I can’t contain my dismay about the horrible planting scheme that the Parkview TRA has put upon us. I am not the only resident who has a view onto spent wildflowers. They look horrible for most of the year.

Here is how this came about.

  1. The Goodgym Tower Hamlets dug up the lawn
  2. The Parkview TRA planted wildflower seeds.

The Parkview gardening Volunteers prepare a lawn area for mixed natural habitat planting. Doesn’t it remind us of Extinction Rebellion diggin up the lawn in Cambridge?

wild flowers
the spent wildflowers look simply horrible.

I can understand the environmental benefit of wildflowers but why put them into such a prominent location where we have to look at the stalks for most of the year. There are plenty of remote location, which cannot be overlooked so prominently around the estate.

Please click through to some Gardeners World prize gardens if you want to look at some nice gardens.

PS: Today on 26. July 2020, the dry stalks have been removed and it looks slightly better. Pic to follow.

However I am objecting to this scheme being the responsibility of the TRA because there seems to be no clarity as to how many people ctually are responsible. All residents should be clearly informed whose responsiblity it is to mend such plant schemes and what their names and contact details are. The TRA changes each year or more often, so who is liable for the mess if it happens?

Bug hotels

bug-hotelBug hotels provide an important environmental service. They can become home for butterflies, ladybirds, bugs and wild bees. They often house small insects, which consume pests from plants.

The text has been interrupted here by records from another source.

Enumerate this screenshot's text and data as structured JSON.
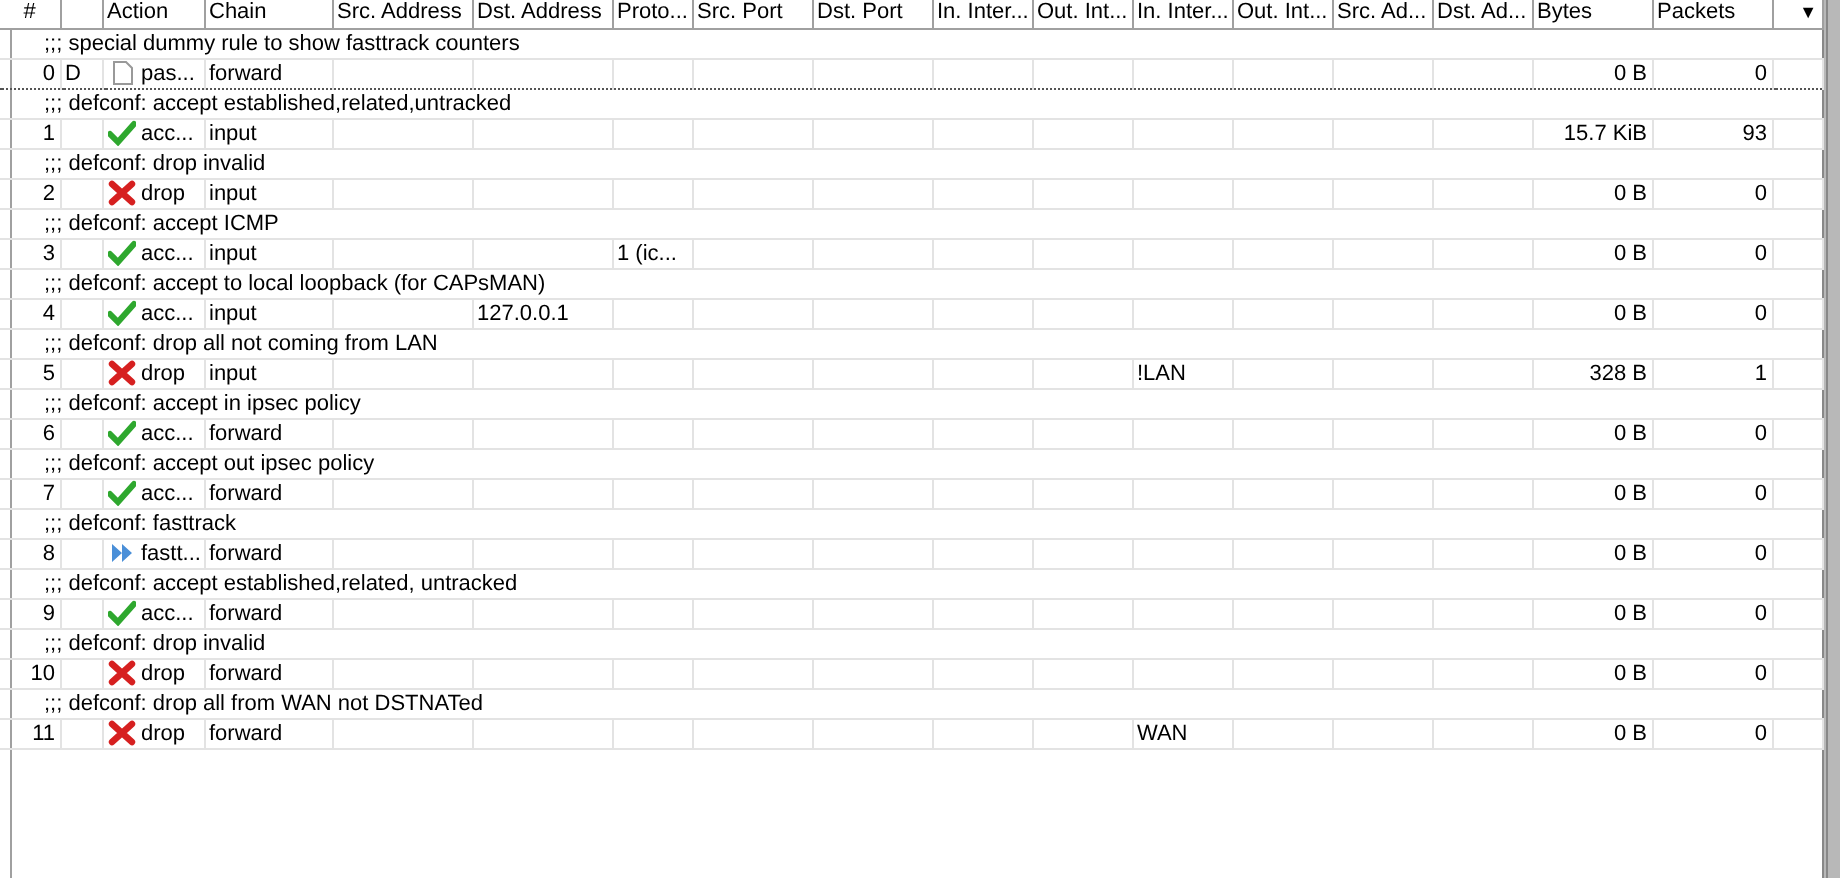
{
  "table": {
    "columns": [
      {
        "label": "#"
      },
      {},
      {
        "label": "Action"
      },
      {
        "label": "Chain"
      },
      {
        "label": "Src. Address"
      },
      {
        "label": "Dst. Address"
      },
      {
        "label": "Proto..."
      },
      {
        "label": "Src. Port"
      },
      {
        "label": "Dst. Port"
      },
      {
        "label": "In. Inter..."
      },
      {
        "label": "Out. Int..."
      },
      {
        "label": "In. Inter..."
      },
      {
        "label": "Out. Int..."
      },
      {
        "label": "Src. Ad..."
      },
      {
        "label": "Dst. Ad..."
      },
      {
        "label": "Bytes"
      },
      {
        "label": "Packets"
      }
    ],
    "menu_arrow": "▼",
    "rules": [
      {
        "comment": ";;; special dummy rule to show fasttrack counters",
        "number": "0",
        "flag": "D",
        "kind": "passthrough",
        "action": "pas...",
        "chain": "forward",
        "bytes": "0 B",
        "packets": "0",
        "focused": true
      },
      {
        "comment": ";;; defconf: accept established,related,untracked",
        "number": "1",
        "kind": "accept",
        "action": "acc...",
        "chain": "input",
        "bytes": "15.7 KiB",
        "packets": "93",
        "focused": false
      },
      {
        "comment": ";;; defconf: drop invalid",
        "number": "2",
        "kind": "drop",
        "action": "drop",
        "chain": "input",
        "bytes": "0 B",
        "packets": "0",
        "focused": false
      },
      {
        "comment": ";;; defconf: accept ICMP",
        "number": "3",
        "kind": "accept",
        "action": "acc...",
        "chain": "input",
        "protocol": "1 (ic...",
        "bytes": "0 B",
        "packets": "0",
        "focused": false
      },
      {
        "comment": ";;; defconf: accept to local loopback (for CAPsMAN)",
        "number": "4",
        "kind": "accept",
        "action": "acc...",
        "chain": "input",
        "dst_address": "127.0.0.1",
        "bytes": "0 B",
        "packets": "0",
        "focused": false
      },
      {
        "comment": ";;; defconf: drop all not coming from LAN",
        "number": "5",
        "kind": "drop",
        "action": "drop",
        "chain": "input",
        "column_12": "!LAN",
        "bytes": "328 B",
        "packets": "1",
        "focused": false
      },
      {
        "comment": ";;; defconf: accept in ipsec policy",
        "number": "6",
        "kind": "accept",
        "action": "acc...",
        "chain": "forward",
        "bytes": "0 B",
        "packets": "0",
        "focused": false
      },
      {
        "comment": ";;; defconf: accept out ipsec policy",
        "number": "7",
        "kind": "accept",
        "action": "acc...",
        "chain": "forward",
        "bytes": "0 B",
        "packets": "0",
        "focused": false
      },
      {
        "comment": ";;; defconf: fasttrack",
        "number": "8",
        "kind": "fasttrack",
        "action": "fastt...",
        "chain": "forward",
        "bytes": "0 B",
        "packets": "0",
        "focused": false
      },
      {
        "comment": ";;; defconf: accept established,related, untracked",
        "number": "9",
        "kind": "accept",
        "action": "acc...",
        "chain": "forward",
        "bytes": "0 B",
        "packets": "0",
        "focused": false
      },
      {
        "comment": ";;; defconf: drop invalid",
        "number": "10",
        "kind": "drop",
        "action": "drop",
        "chain": "forward",
        "bytes": "0 B",
        "packets": "0",
        "focused": false
      },
      {
        "comment": ";;; defconf: drop all from WAN not DSTNATed",
        "number": "11",
        "kind": "drop",
        "action": "drop",
        "chain": "forward",
        "column_12": "WAN",
        "bytes": "0 B",
        "packets": "0",
        "focused": false
      }
    ]
  }
}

The bugs will stay within the perimeters of the hotel and don’t tend to move into our flats. They like the dark and secure environment the hotel provides for them. They will however enjoy our balcony plants.

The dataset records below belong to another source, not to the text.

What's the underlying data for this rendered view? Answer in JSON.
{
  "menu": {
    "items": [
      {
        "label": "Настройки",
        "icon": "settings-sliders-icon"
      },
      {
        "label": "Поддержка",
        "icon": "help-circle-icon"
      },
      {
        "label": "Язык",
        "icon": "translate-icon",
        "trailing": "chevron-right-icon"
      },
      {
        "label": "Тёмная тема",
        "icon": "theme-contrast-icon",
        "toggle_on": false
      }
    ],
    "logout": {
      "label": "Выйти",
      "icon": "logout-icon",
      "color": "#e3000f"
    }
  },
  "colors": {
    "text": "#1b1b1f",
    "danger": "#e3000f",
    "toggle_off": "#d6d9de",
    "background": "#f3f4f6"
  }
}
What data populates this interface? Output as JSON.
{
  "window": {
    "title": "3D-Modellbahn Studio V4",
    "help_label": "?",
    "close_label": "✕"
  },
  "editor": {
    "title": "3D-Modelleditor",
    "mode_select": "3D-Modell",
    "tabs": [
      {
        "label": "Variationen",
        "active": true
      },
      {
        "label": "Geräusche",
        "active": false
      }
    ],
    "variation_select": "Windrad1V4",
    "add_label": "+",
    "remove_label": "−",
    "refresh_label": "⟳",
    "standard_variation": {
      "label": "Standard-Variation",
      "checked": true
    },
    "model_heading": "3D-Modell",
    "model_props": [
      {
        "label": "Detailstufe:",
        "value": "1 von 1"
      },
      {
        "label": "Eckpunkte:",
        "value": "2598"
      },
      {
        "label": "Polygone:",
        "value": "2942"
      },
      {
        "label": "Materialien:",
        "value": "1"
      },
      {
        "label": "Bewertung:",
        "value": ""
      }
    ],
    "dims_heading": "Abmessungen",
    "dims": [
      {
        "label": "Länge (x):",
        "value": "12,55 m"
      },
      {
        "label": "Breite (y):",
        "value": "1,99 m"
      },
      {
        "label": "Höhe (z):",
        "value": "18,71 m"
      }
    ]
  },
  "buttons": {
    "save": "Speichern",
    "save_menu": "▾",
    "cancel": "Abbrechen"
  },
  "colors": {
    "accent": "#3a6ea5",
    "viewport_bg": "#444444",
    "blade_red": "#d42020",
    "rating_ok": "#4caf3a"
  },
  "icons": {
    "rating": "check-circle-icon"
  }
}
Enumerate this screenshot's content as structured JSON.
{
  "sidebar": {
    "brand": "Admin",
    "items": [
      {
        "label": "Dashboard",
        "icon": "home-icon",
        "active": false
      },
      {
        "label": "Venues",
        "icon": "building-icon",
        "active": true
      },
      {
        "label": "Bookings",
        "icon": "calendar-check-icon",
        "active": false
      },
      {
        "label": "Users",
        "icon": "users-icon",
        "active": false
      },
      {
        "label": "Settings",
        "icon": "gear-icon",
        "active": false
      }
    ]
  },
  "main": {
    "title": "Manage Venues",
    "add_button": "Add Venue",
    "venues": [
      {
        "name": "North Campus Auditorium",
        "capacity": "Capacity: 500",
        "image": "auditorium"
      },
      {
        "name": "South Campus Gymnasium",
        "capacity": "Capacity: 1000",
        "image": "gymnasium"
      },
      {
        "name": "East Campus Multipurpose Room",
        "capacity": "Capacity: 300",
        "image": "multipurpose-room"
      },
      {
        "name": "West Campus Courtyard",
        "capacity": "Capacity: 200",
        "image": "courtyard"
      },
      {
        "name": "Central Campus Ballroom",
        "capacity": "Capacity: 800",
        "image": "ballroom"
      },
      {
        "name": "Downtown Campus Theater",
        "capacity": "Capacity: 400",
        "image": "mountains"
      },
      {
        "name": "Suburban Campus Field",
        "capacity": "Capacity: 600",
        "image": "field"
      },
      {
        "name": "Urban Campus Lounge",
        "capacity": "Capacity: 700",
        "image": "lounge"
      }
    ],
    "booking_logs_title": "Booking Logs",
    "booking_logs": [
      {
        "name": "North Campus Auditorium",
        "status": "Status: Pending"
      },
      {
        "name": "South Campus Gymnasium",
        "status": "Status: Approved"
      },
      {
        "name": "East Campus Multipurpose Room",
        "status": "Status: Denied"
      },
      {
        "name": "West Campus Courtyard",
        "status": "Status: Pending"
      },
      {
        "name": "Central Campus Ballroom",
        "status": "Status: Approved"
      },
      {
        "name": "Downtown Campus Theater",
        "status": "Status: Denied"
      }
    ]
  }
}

Bug hotels are currently on offer at the Lidl store in Well Street for the bargain price of £7.99 but they can also be bought from other retailers like Amazon for home delivery.

Be savvy with gardening

We have mostly window box and balcony gardeners on Parkview with some residents having small gardens attached to properties.

For balcony* gardeners especially relevant is the planting of tomatoes and cucumber seeds. Our metal lattice balconies lend themselves for the growing of cucumbers who can climb up on the lattice. Tomatoes can be grown in grow bags or pots.

photo of cucumbers and tomatoes in wooden crates
Photo by Nuzul Arifa on Pexels.com

Cucumbers can still be sown out from seed as late as June (earliest when the frosts have gone).  Tomatoes can be sown as late as 2 months prior to the first frosts settling in.

There is nothing easier and cheaper than taking a few seeds from a tomatoe or a cucumber and planting it into your balcony or garden.

Whilst we now getting warmer and drier climates, I want to suggest to you that you can use recycled water to nourish your plants. Every shower or bath is water down the drain if you just pull the plug or let the water run down.

You can use bath water even with bubble bath or shampoo residue to water your plants, also the tumble dryer containers are ideal to water plants.

For security reasons I would strongly suggest that you always lock your balcony door after going outside. Please also ensure that your gardens are burglar proof. Keep windows on latches.

*Please note that communal balconies are unsuitable for growing vegetables.